Mit einem Rückgang der Inflation ist wohl erst im Laufe des nächsten Jahres zu rechnen: Sie dürfte von dem Rekord mit aktuell 5,2 % im Jahre 2022 auf 3 bis 2,5 % zurückgehen. Allerdings werden vor allem die Preise für Energie auf hohem Niveau verharren: Elektrischer Strom, Gas und Öl für’s Heizen sowie Kraftstoffe für’s Autofahren werden teuer bleiben oder gar noch teurer.
Eine geldpolitische Wende könnte die Europäische Zentralbank (EZB) im Laufe des nächsten Jahres einleiten, vor allem wenn die US-Notenbank mit Zinserhöhungen vorangehen wird. Der Euro wird sich damit gegenüber dem Dollar eher noch weiter abschwächen; derzeit liegt er Devisenkurs nur noch bei 1,12 Dollar für 1 Euro. Das ist zwar vorteilhaft für den deutschen Export, verteuert jedoch die Einfuhren von Energie, Rohstoffen und anderen Waren.
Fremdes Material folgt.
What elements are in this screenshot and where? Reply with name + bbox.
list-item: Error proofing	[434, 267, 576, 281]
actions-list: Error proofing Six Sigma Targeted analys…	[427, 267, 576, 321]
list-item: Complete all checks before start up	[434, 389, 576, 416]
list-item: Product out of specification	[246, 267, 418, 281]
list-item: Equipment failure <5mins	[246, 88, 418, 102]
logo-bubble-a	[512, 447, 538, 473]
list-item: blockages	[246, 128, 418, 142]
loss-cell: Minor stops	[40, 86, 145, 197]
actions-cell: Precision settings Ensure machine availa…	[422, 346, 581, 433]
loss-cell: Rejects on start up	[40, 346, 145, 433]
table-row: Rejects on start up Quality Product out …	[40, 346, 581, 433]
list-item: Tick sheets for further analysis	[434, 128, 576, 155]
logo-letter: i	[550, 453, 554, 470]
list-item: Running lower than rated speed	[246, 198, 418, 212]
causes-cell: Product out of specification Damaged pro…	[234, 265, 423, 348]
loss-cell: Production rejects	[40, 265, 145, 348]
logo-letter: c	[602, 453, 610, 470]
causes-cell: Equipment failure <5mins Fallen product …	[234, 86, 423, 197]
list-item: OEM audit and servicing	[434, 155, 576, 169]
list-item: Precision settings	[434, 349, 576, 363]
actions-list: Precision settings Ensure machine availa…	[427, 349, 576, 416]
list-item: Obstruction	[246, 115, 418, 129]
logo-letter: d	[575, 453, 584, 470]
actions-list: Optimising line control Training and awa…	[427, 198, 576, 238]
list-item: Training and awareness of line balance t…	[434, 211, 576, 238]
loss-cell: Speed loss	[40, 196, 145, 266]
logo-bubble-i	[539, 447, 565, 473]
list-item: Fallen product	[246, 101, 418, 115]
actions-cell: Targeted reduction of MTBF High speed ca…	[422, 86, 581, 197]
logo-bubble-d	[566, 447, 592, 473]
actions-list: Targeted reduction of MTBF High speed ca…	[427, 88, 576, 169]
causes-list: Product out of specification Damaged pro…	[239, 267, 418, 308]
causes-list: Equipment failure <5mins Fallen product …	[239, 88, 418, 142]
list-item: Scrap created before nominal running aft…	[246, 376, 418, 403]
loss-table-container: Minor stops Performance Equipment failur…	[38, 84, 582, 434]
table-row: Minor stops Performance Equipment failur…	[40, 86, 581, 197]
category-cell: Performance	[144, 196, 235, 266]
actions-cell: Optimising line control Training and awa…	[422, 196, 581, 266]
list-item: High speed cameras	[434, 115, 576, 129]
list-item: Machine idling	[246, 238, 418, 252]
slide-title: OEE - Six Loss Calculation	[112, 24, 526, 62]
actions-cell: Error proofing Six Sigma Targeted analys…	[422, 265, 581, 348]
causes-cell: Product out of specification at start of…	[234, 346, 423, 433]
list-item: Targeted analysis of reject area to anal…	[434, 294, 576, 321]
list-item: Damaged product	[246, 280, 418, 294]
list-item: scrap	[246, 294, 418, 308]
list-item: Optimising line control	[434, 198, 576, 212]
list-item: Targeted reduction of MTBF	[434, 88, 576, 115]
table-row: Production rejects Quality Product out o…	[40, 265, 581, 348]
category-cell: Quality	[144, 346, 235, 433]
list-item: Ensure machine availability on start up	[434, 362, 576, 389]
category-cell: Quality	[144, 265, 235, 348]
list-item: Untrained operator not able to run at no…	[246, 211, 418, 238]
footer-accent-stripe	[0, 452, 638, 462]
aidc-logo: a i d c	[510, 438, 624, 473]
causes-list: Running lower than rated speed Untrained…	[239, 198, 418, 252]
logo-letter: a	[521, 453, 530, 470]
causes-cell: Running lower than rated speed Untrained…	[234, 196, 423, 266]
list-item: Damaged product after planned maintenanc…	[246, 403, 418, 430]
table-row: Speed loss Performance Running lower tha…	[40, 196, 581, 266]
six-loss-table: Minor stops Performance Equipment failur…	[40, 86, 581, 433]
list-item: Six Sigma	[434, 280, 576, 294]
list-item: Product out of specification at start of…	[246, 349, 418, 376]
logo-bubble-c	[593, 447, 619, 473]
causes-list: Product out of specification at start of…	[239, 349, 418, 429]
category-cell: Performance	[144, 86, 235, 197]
Schlaglöcher im Staatshaushalt
Die ökonomischen Perspektiven für das Neue Jahr sind zunächst auf jeden Fall mit der Corona-Hypothek belastet. Das führt insbesondere auch zu den Problemen in der öffentlichen Finanzpolitik: Die Steuerquellen werden weniger kräftig sprudeln, wenn das Wachstum der Wirtschaft nicht stärker gedeiht. Zugleich werden die staatlichen Ausgaben noch einmal höher ausfallen, denn viele Milliarden sind für das Gesundheitswesen, für das Impfen, für die Kliniken, aber auch für die Rettungsmaßnahmen zugunsten der Wirtschaft sowie für die Kurzarbeit zu zahlen. So werden die finanziellen Spielräume für mehr Klimaschutz, die Digitalisierung, und andere Vorhaben der Ampel-Koalition zunächst einmal sehr eng sein. Denn dank der FDP hat sich die neue Bundesregierung darauf festlegen lassen, die Steuern nicht zu erhöhen, die Sozialabgaben bei 40 % zu stabilisieren und schon 2023 die „schwarze Null“ im Haushalt zu erreichen. Manches deutet darauf hin, dass Rot und Grün an der Ampel vorerst ausgeschaltet sein wird und sie nur noch gelb blinken wird. Christian Lindner wird auf dem Feuerstuhl des Bundesfinanzministers gewiss heiße Chefgespräche führen müssen. Finanzpolitisch könnte das Parteien-Trio, das bislang so harmonisch verhandelte, schon bald vor der ersten Zerreißprobe stehen.